Ma cosa può venir fuori dalle conclusioni del dibattito pubblico? Che conseguenze può avere? Dipende da ciò che è messo a tema: se la domanda è se il nuovo stadio serve o no e se ci sono alternative, può succedere di tutto. Se invece come ha ripetuto più volte il sindaco Sala, la domanda riguarda solo il «come», le cose cambiano.
Leggiamo cosa scrivono i rappresentanti del comitato Colibri che l’altro giorno sono stati invitati in commissione per spiegare l’iter del procedimento. «Il Comune riceve la relazione conclusiva del dibattito e decide se realizzare o meno l’intervento e le eventuali modifiche; comunica, inoltre, le ragioni che l’hanno portato a non accogliere eventuali proposte».

Nel particolare

Il Comune deve scrivere nero su bianco le motivazioni per cui terrà o non terrà in conto delle proposte emerse dal dibattito.
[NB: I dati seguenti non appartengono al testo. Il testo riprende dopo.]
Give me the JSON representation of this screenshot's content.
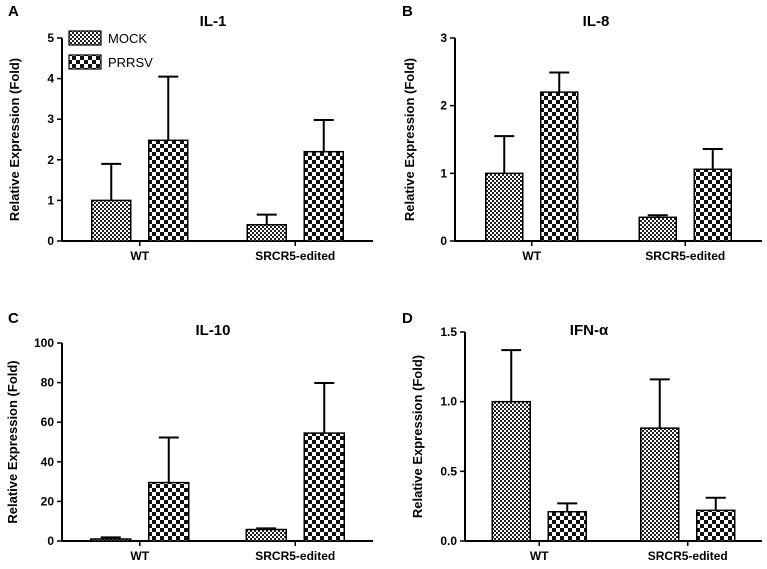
{
  "chart_data": [
    {
      "panel": "A",
      "type": "bar",
      "title": "IL-1",
      "xlabel": "",
      "ylabel": "Relative Expression (Fold)",
      "categories": [
        "WT",
        "SRCR5-edited"
      ],
      "ylim": [
        0,
        5
      ],
      "yticks": [
        0,
        1,
        2,
        3,
        4,
        5
      ],
      "series": [
        {
          "name": "MOCK",
          "values": [
            1.0,
            0.4
          ],
          "errors": [
            0.9,
            0.25
          ]
        },
        {
          "name": "PRRSV",
          "values": [
            2.48,
            2.2
          ],
          "errors": [
            1.57,
            0.78
          ]
        }
      ],
      "legend": {
        "position": "top-left",
        "entries": [
          "MOCK",
          "PRRSV"
        ]
      }
    },
    {
      "panel": "B",
      "type": "bar",
      "title": "IL-8",
      "xlabel": "",
      "ylabel": "Relative Expression (Fold)",
      "categories": [
        "WT",
        "SRCR5-edited"
      ],
      "ylim": [
        0,
        3
      ],
      "yticks": [
        0,
        1,
        2,
        3
      ],
      "series": [
        {
          "name": "MOCK",
          "values": [
            1.0,
            0.35
          ],
          "errors": [
            0.55,
            0.03
          ]
        },
        {
          "name": "PRRSV",
          "values": [
            2.2,
            1.06
          ],
          "errors": [
            0.29,
            0.3
          ]
        }
      ]
    },
    {
      "panel": "C",
      "type": "bar",
      "title": "IL-10",
      "xlabel": "",
      "ylabel": "Relative Expression (Fold)",
      "categories": [
        "WT",
        "SRCR5-edited"
      ],
      "ylim": [
        0,
        100
      ],
      "yticks": [
        0,
        20,
        40,
        60,
        80,
        100
      ],
      "series": [
        {
          "name": "MOCK",
          "values": [
            1.0,
            5.8
          ],
          "errors": [
            0.8,
            0.6
          ]
        },
        {
          "name": "PRRSV",
          "values": [
            29.5,
            54.5
          ],
          "errors": [
            22.8,
            25.3
          ]
        }
      ]
    },
    {
      "panel": "D",
      "type": "bar",
      "title": "IFN-α",
      "xlabel": "",
      "ylabel": "Relative Expression (Fold)",
      "categories": [
        "WT",
        "SRCR5-edited"
      ],
      "ylim": [
        0,
        1.5
      ],
      "yticks": [
        "0.0",
        "0.5",
        "1.0",
        "1.5"
      ],
      "series": [
        {
          "name": "MOCK",
          "values": [
            1.0,
            0.81
          ],
          "errors": [
            0.37,
            0.35
          ]
        },
        {
          "name": "PRRSV",
          "values": [
            0.21,
            0.22
          ],
          "errors": [
            0.06,
            0.09
          ]
        }
      ]
    }
  ]
}
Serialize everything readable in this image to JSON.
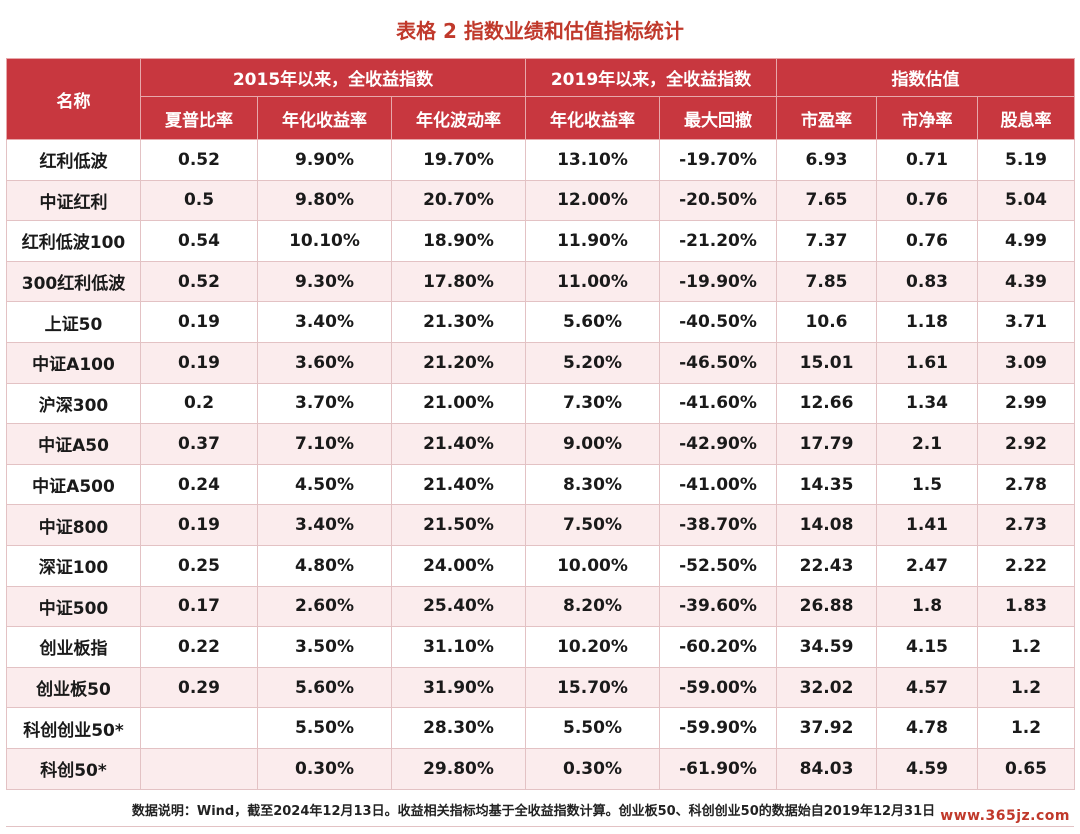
{
  "title": "表格 2 指数业绩和估值指标统计",
  "header": {
    "name": "名称",
    "group_2015": "2015年以来，全收益指数",
    "group_2019": "2019年以来，全收益指数",
    "group_valuation": "指数估值",
    "columns": [
      "夏普比率",
      "年化收益率",
      "年化波动率",
      "年化收益率",
      "最大回撤",
      "市盈率",
      "市净率",
      "股息率"
    ]
  },
  "rows": [
    [
      "红利低波",
      "0.52",
      "9.90%",
      "19.70%",
      "13.10%",
      "-19.70%",
      "6.93",
      "0.71",
      "5.19"
    ],
    [
      "中证红利",
      "0.5",
      "9.80%",
      "20.70%",
      "12.00%",
      "-20.50%",
      "7.65",
      "0.76",
      "5.04"
    ],
    [
      "红利低波100",
      "0.54",
      "10.10%",
      "18.90%",
      "11.90%",
      "-21.20%",
      "7.37",
      "0.76",
      "4.99"
    ],
    [
      "300红利低波",
      "0.52",
      "9.30%",
      "17.80%",
      "11.00%",
      "-19.90%",
      "7.85",
      "0.83",
      "4.39"
    ],
    [
      "上证50",
      "0.19",
      "3.40%",
      "21.30%",
      "5.60%",
      "-40.50%",
      "10.6",
      "1.18",
      "3.71"
    ],
    [
      "中证A100",
      "0.19",
      "3.60%",
      "21.20%",
      "5.20%",
      "-46.50%",
      "15.01",
      "1.61",
      "3.09"
    ],
    [
      "沪深300",
      "0.2",
      "3.70%",
      "21.00%",
      "7.30%",
      "-41.60%",
      "12.66",
      "1.34",
      "2.99"
    ],
    [
      "中证A50",
      "0.37",
      "7.10%",
      "21.40%",
      "9.00%",
      "-42.90%",
      "17.79",
      "2.1",
      "2.92"
    ],
    [
      "中证A500",
      "0.24",
      "4.50%",
      "21.40%",
      "8.30%",
      "-41.00%",
      "14.35",
      "1.5",
      "2.78"
    ],
    [
      "中证800",
      "0.19",
      "3.40%",
      "21.50%",
      "7.50%",
      "-38.70%",
      "14.08",
      "1.41",
      "2.73"
    ],
    [
      "深证100",
      "0.25",
      "4.80%",
      "24.00%",
      "10.00%",
      "-52.50%",
      "22.43",
      "2.47",
      "2.22"
    ],
    [
      "中证500",
      "0.17",
      "2.60%",
      "25.40%",
      "8.20%",
      "-39.60%",
      "26.88",
      "1.8",
      "1.83"
    ],
    [
      "创业板指",
      "0.22",
      "3.50%",
      "31.10%",
      "10.20%",
      "-60.20%",
      "34.59",
      "4.15",
      "1.2"
    ],
    [
      "创业板50",
      "0.29",
      "5.60%",
      "31.90%",
      "15.70%",
      "-59.00%",
      "32.02",
      "4.57",
      "1.2"
    ],
    [
      "科创创业50*",
      "",
      "5.50%",
      "28.30%",
      "5.50%",
      "-59.90%",
      "37.92",
      "4.78",
      "1.2"
    ],
    [
      "科创50*",
      "",
      "0.30%",
      "29.80%",
      "0.30%",
      "-61.90%",
      "84.03",
      "4.59",
      "0.65"
    ]
  ],
  "note": "数据说明：Wind，截至2024年12月13日。收益相关指标均基于全收益指数计算。创业板50、科创创业50的数据始自2019年12月31日。",
  "watermark": "www.365jz.com"
}
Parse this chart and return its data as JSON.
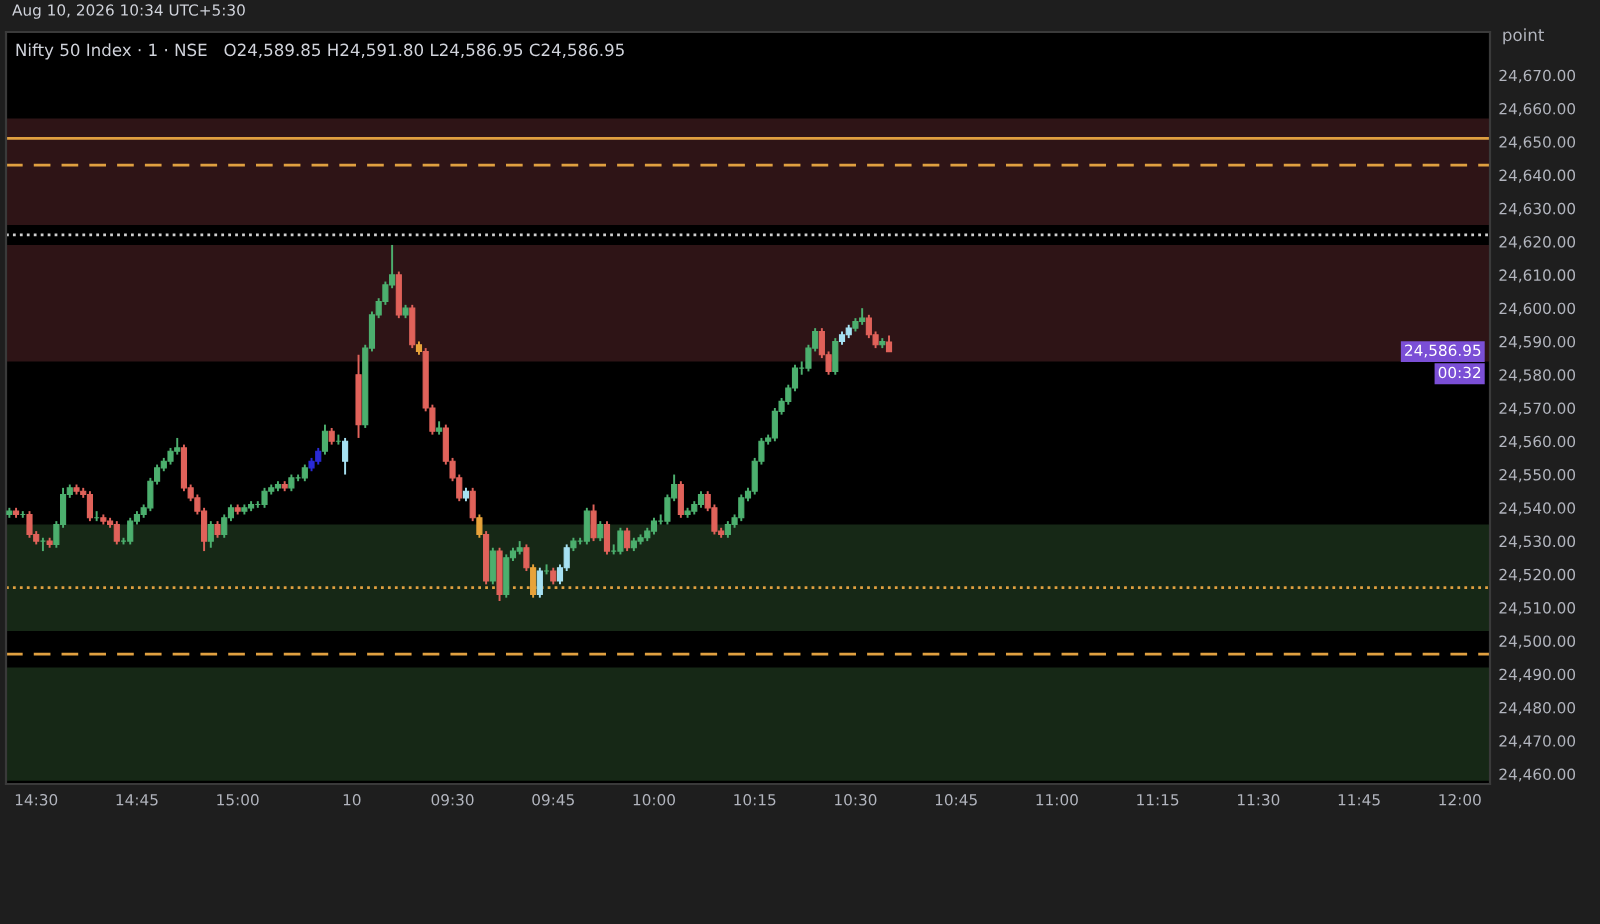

Nello specifico il coordinatore dovrà illustrare le principali tappe del dibattito. In particolare le modalità di comunicazione pubblica sul Progetto di fattibilità e il calendario degli incontri, da un minimo di 4 in presenza, di cui 2 dedicati al pubblico specialistico e 2 al generico. Stesso discorso per gli incontri in digitale.
Il coordinatore dovrà individuare i partecipanti. Lo farà mappando le istituzioni, le associazioni, i gruppi e i comitati attivi sul territorio, «portatori di interesse, competenze e orientamenti rilevanti in relazione alla tematica oggetto del dibattito».
Infine dovrà scegliere i temi da trattare «con particolare riferimento alle questioni tematiche più controverse e conflittuali dell’intervento».